Il aura fallu à peine 72h à l'ensemble de l'équipe pédagogique pour prendre ses dispositions. "L'annonce est tombé le jeudi soir, le lundi matin à 8h les cours étaient assurés", se réjouit Aymeric. Il admet tout de même que les enseignements de l'IUT sont propices à ce type de dispositifs. "Et puis, on est déjà très tournés vers le numérique, on utilise tous des vidéo projecteurs et des tableaux numériques." 

D'après Imane Ait Bram, étudiante en première année en DUT Gestion des entreprises et administrations, tout n'est pas encore tout à fait en place. "Pour l'instant, il y a encore peu de profs qui font des visioconférences, mais dés la semaine prochaine il devrait y en avoir plus. Les autres nous envoient des PDF avec des cours et des exercices.", précise-t-elle. "C'est intéressant parce que ça évite que la situation n'ait des conséquences désastreuses pour notre année." Elle admet néanmoins que ce n'est pas toujours évident de rester concentrée à 100%. "Du coup, pour se motiver, on fait des groupes de travail, on s'appelle à trois ou quatre, comme si on était ensemble pour travailler."
 

Adaptations au cas par cas

Malheureusement, dans certains cas, le "visio-cours" n'est pas du tout envisageable. Pour Dominique, qui fait des travaux dirigés sur le cinéma, "impossible !" Il prend l'exemple des étudiants en troisième et dernière année de licence. "Ils sont censés tourner un film pour valider leur semestre. Pour certains, c'était déjà fait, ils sont en montage. Mais pour les autres, ils ont préparé leurs films, ils étaient prêts à tourner..." Mais impossible d'aller au bout du devoir. "Alors je vais évaluer leur niveau de préparation."

Pour limiter les inégalités, il a choisi d'instaurer la règle du "10 minimum", en donnant la moyenne par défaut, "et les points au-dessus de 10, c'est du bonus". Une décision qui n'a pas été trop difficile à prendre. "Pour les TD, ils sont très rarement en-dessous de la moyenne de toute façon en temps normal, puisqu'on les accompagne dans leurs travaux.

Pour les étudiants de deuxième année, il notera le devoir de fin d'année, à faire chez eux, et pour les masters, les cours étaient presque finis. "En ce qui me concerne, ce n'est pas la cata du tout, les étudiants vont avoir les notes qu'ils auraient eu sans confinement.", conclut-il. 
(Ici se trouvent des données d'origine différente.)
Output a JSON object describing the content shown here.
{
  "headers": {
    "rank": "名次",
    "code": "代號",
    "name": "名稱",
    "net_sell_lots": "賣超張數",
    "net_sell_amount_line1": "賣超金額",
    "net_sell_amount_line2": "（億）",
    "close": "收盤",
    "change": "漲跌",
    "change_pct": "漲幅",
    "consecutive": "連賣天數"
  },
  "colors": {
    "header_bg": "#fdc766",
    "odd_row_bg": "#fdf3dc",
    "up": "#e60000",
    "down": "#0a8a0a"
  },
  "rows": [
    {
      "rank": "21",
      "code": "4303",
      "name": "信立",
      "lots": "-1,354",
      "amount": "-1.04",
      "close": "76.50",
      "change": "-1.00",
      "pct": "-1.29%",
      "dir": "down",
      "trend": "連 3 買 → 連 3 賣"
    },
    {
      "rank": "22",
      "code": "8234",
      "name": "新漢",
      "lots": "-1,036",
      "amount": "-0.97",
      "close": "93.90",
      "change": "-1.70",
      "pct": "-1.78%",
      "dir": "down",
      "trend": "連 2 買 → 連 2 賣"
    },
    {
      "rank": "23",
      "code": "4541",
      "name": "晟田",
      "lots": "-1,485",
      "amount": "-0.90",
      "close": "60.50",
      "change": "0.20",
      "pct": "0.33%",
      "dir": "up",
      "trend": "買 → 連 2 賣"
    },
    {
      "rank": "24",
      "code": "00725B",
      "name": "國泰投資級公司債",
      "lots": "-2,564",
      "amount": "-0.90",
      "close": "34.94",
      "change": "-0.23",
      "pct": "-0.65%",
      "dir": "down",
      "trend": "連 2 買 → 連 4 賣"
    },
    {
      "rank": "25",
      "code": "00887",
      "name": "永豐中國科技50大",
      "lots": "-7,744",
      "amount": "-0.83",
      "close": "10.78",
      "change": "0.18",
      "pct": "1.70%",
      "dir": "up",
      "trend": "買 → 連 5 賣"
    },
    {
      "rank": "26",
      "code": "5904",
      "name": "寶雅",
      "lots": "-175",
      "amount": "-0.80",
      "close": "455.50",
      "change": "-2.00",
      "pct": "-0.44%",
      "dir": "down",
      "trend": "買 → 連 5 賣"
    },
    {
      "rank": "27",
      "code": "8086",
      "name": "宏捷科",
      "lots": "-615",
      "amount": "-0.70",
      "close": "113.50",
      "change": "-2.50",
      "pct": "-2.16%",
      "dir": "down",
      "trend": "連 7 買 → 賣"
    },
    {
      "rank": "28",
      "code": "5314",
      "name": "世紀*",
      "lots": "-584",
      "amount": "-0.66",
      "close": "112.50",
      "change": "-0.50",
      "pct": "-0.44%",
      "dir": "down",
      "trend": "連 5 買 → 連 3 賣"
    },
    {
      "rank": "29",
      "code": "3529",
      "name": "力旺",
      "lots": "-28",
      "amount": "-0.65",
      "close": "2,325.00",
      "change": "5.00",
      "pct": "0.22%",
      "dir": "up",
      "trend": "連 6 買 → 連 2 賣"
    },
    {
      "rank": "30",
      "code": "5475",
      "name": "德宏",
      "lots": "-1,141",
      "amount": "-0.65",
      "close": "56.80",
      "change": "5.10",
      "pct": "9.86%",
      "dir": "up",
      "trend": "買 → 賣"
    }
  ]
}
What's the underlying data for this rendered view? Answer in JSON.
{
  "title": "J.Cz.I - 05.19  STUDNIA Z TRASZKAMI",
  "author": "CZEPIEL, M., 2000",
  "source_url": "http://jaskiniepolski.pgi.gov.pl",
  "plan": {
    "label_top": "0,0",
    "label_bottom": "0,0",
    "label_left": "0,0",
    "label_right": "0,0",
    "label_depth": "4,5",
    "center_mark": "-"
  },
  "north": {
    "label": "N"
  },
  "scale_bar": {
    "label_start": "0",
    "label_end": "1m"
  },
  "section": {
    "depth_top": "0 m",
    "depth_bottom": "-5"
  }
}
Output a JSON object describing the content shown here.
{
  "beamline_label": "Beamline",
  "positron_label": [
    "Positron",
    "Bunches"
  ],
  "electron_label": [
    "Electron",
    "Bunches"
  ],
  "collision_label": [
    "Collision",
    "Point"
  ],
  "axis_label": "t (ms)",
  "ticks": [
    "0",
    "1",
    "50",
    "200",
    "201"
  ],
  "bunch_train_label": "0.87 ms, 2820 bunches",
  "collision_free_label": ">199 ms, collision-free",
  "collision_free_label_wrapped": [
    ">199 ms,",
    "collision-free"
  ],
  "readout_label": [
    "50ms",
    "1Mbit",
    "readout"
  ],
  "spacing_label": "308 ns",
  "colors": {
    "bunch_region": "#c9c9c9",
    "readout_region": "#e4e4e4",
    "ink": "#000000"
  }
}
Conserver la concentration

Car en dehors de la continuité des cours, la préoccupation commune à tous ceux que nous avons interrogé est bien celle de l'évaluation. Déjà, parce que les notes déterminent les validations de semestre et les éventuelles poursuites d'études, mais aussi parce que l'évaluation sert de moteur pour les élèves. Aymeric, le professeur "super-connecté" de l'IUT, le sait parfaitement. "Les étudiants savent qu'il a été décidé qu'on ne pouvait pas les évaluer sur les cours non-présentiels. Donc forcement, on risque d'avoir moins d'implication. Et comme on n'est pas avec eux dans une salle de classe, on ne peut pas forcément détecter les décrochages comme on le fait d'habitude."

Reste désormais aux étudiants de redoubler d'efforts pour rester concentrés et impliqués dans leur travail. Pas toujours facile lorsqu'on est confiné à domicile, entouré de distractions. Mais il faudra bien trouver des solutions, car lors de la reprise, l'atterrissage risque d'être difficile. À condition bien sûr que tous les outils soient mis à leur disposition. Si l'UPJV a mis en place une foire aux questions très complète pour donner un maximum d'informations aux étudiants, certains regrettent le manque d'organisation de leurs professeurs.
 
Mauvaise foi ou réelle inquiétude ? Il est sûrement trop tôt pour être catégorique sur la question. Les semaines à venir pourraient bien déterminer l'avenir universitaire des étudiants picards.